When the same rendering style information is respectively associated with different grids to be rendered, style identifiers of the rendering style information are obtained, and the style identifiers are used as vertex identifiers corresponding to the rendering style information, wherein the style identifiers are used for marking different rendering style information;

when different grids to be rendered are respectively associated with different rendering style information, acquiring the second grid identification, and acquiring vertex identifications corresponding to the associated rendering style information according to the second grid identification, or acquiring the style identifications, and taking the style identifications as the vertex identifications corresponding to the rendering style information.

8. The image rendering method according to claim 7, wherein the mesh to be rendered is divided into a plurality of sub-meshes, each sub-mesh is associated with different rendering style information, the obtaining vertex identifications corresponding to the associated rendering style information according to the second mesh identifications includes:

acquiring a sub-grid identification for marking the sub-grid;

and splicing the second grid identification and the sub-grid identification to obtain vertex identifications corresponding to the associated rendering style information.

9. An image rendering method, comprising:

10. The image rendering method according to claim 9, wherein the screening out the target pixel segments corresponding to the rendering style information according to the vertex identifications to render includes:

rasterizing each vertex in the target grid to obtain a plurality of candidate pixel fragments, wherein fragment attributes of the candidate pixel fragments comprise fragment identifications, and the fragment identifications are interpolated by the vertex identifications of the corresponding vertices;

And carrying out consistency matching on the segment identification and the vertex identification in the current rendering style information, determining the candidate pixel segment as a target pixel segment when the matching result is consistent, and rendering the target pixel segment.

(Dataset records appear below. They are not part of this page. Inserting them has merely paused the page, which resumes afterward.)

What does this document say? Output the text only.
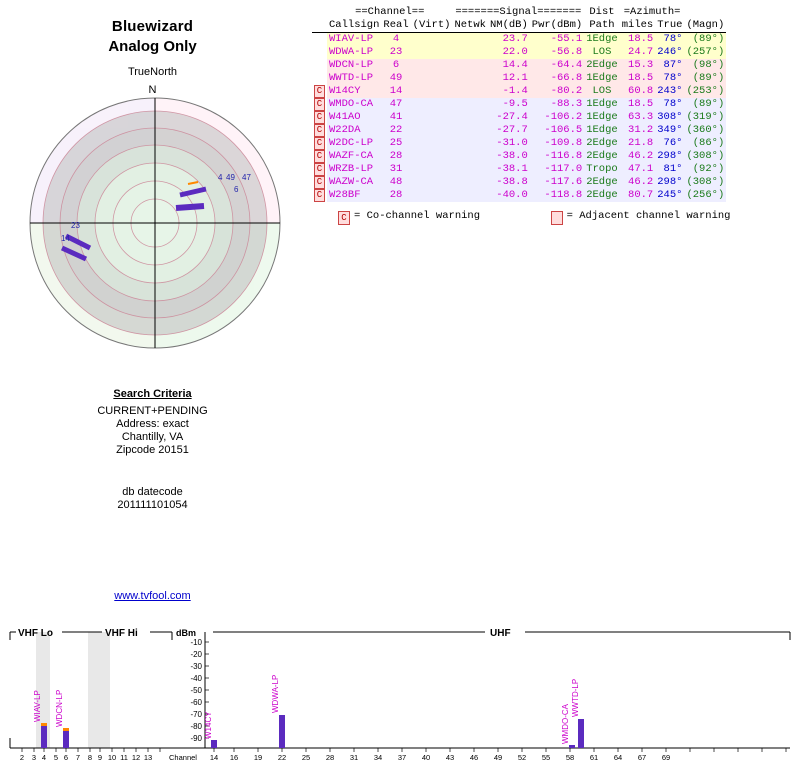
Bluewizard
Analog Only
TrueNorth
N
4 49 47
6
23
14
Search Criteria
CURRENT+PENDING
Address: exact
Chantilly, VA
Zipcode 20151
db datecode
201111101054
www.tvfool.com
	==Channel==			=======Signal=======			Dist	=Azimuth=		
	Callsign	Real	(Virt)	Netwk	NM(dB)	Pwr(dBm)	Path	miles	True	(Magn)
	WIAV-LP	4			23.7	-55.1	1Edge	18.5	78°	(89°)
	WDWA-LP	23			22.0	-56.8	LOS	24.7	246°	(257°)
	WDCN-LP	6			14.4	-64.4	2Edge	15.3	87°	(98°)
	WWTD-LP	49			12.1	-66.8	1Edge	18.5	78°	(89°)
C	W14CY	14			-1.4	-80.2	LOS	60.8	243°	(253°)
C	WMDO-CA	47			-9.5	-88.3	1Edge	18.5	78°	(89°)
C	W41AO	41			-27.4	-106.2	1Edge	63.3	308°	(319°)
C	W22DA	22			-27.7	-106.5	1Edge	31.2	349°	(360°)
C	W2DC-LP	25			-31.0	-109.8	2Edge	21.8	76°	(86°)
C	WAZF-CA	28			-38.0	-116.8	2Edge	46.2	298°	(308°)
C	WRZB-LP	31			-38.1	-117.0	Tropo	47.1	81°	(92°)
C	WAZW-CA	48			-38.8	-117.6	2Edge	46.2	298°	(308°)
C	W28BF	28			-40.0	-118.8	2Edge	80.7	245°	(256°)
C = Co-channel warning	C = Adjacent channel warning
VHF Lo	VHF Hi	UHF
dBm
-10
-20
-30
-40
-50
-60
-70
-80
-90
2 3 4 5 6 7 8 9 10 11 12 13	14 16 19 22 25 28 31 34 37 40 43 46 49 52 55 58 61 64 67 69
Channel
WIAV-LP WDCN-LP	W14CY
WDWA-LP
WMDO-CA
WWTD-LP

11. The image rendering method of claim 10, wherein the consistency matching of the segment identification with the vertex identification in the current rendering style information comprises:

creating a global variable in a rendering pipeline, acquiring the vertex identification from the current rendering style information, and assigning the global variable as the vertex identification;

12. The image rendering method according to claim 10, characterized in that the image rendering method further comprises:

when the matching result is inconsistent, calling a discarding function in a fragment shader, and cutting the candidate pixel fragments based on the discarding function;

13. An image rendering apparatus, comprising:

an information acquisition module: the method comprises the steps of obtaining a plurality of grids to be rendered and rendering style information associated with each grid to be rendered;

and a grid merging module: the method comprises the steps of merging a plurality of grids to be rendered to obtain at least one target grid, and configuring the target grid into grids commonly referenced by the corresponding rendering style information;

a rendering information sending module: and the target pixel segments are obtained based on target vertex conversion in the target grid, and the target vertex and the rendering style information have the same vertex identification.

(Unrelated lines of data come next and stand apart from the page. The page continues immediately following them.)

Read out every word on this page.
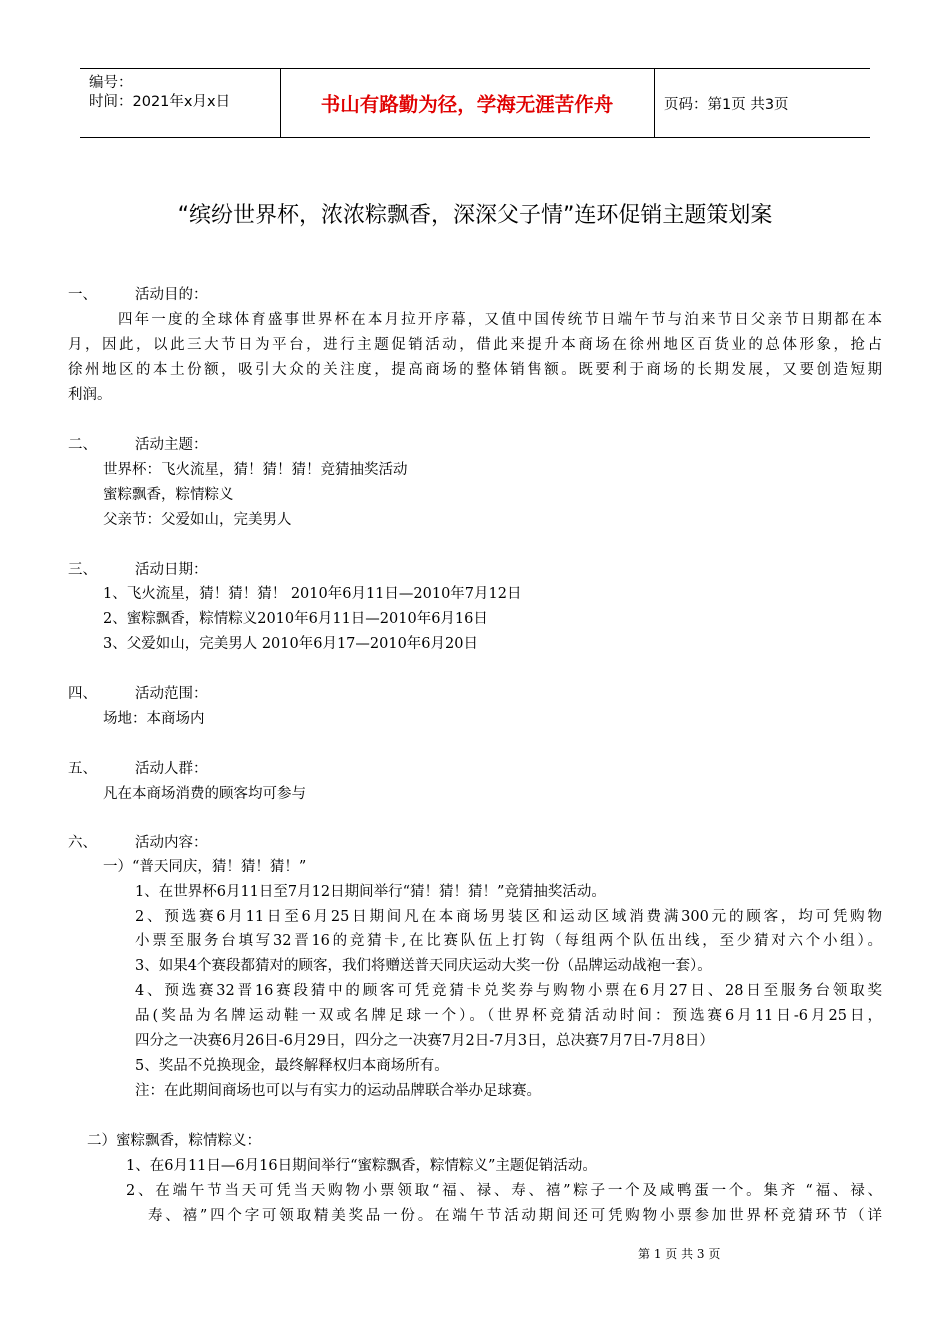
编号：
时间：2021年x月x日	书山有路勤为径，学海无涯苦作舟	页码：第1页 共3页
“缤纷世界杯，浓浓粽飘香，深深父子情”连环促销主题策划案
一、	活动目的：
四年一度的全球体育盛事世界杯在本月拉开序幕，又值中国传统节日端午节与泊来节日父亲节日期都在本
月，因此，以此三大节日为平台，进行主题促销活动，借此来提升本商场在徐州地区百货业的总体形象，抢占
徐州地区的本土份额，吸引大众的关注度，提高商场的整体销售额。既要利于商场的长期发展，又要创造短期
利润。
二、	活动主题：
世界杯：飞火流星，猜！猜！猜！竞猜抽奖活动
蜜粽飘香，粽情粽义
父亲节：父爱如山，完美男人
三、	活动日期：
1、飞火流星，猜！猜！猜！ 2010年6月11日—2010年7月12日
2、蜜粽飘香，粽情粽义2010年6月11日—2010年6月16日
3、父爱如山，完美男人 2010年6月17—2010年6月20日
四、	活动范围：
场地：本商场内
五、	活动人群：
凡在本商场消费的顾客均可参与
六、	活动内容：
一）“普天同庆，猜！猜！猜！”
1、在世界杯6月11日至7月12日期间举行“猜！猜！猜！”竞猜抽奖活动。
2、预选赛6月11日至6月25日期间凡在本商场男装区和运动区域消费满300元的顾客，均可凭购物
小票至服务台填写32晋16的竞猜卡,在比赛队伍上打钩（每组两个队伍出线，至少猜对六个小组）。
3、如果4个赛段都猜对的顾客，我们将赠送普天同庆运动大奖一份（品牌运动战袍一套）。
4、预选赛32晋16赛段猜中的顾客可凭竞猜卡兑奖券与购物小票在6月27日、28日至服务台领取奖
品(奖品为名牌运动鞋一双或名牌足球一个）。（世界杯竞猜活动时间：预选赛6月11日-6月25日，
四分之一决赛6月26日-6月29日，四分之一决赛7月2日-7月3日，总决赛7月7日-7月8日）
5、奖品不兑换现金，最终解释权归本商场所有。
注：在此期间商场也可以与有实力的运动品牌联合举办足球赛。
二）蜜粽飘香，粽情粽义：
1、在6月11日—6月16日期间举行“蜜粽飘香，粽情粽义”主题促销活动。
2、在端午节当天可凭当天购物小票领取“福、禄、寿、禧”粽子一个及咸鸭蛋一个。集齐 “福、禄、
寿、禧”四个字可领取精美奖品一份。在端午节活动期间还可凭购物小票参加世界杯竞猜环节（详
第 1 页 共 3 页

14. An image rendering apparatus, comprising:

and a rendering module: and the target pixel fragments are obtained by converting target vertexes in the target grids, and the target vertexes and the rendering style information have the same vertex identification.

15. An electronic device comprising a memory and a processor, the memory storing a computer program, characterized in that the processor implements the image rendering method of any one of claims 1 to 12 when executing the computer program.

16. A computer-readable storage medium storing a computer program, characterized in that the computer program, when executed by a processor, implements the image rendering method of any one of claims 1 to 12.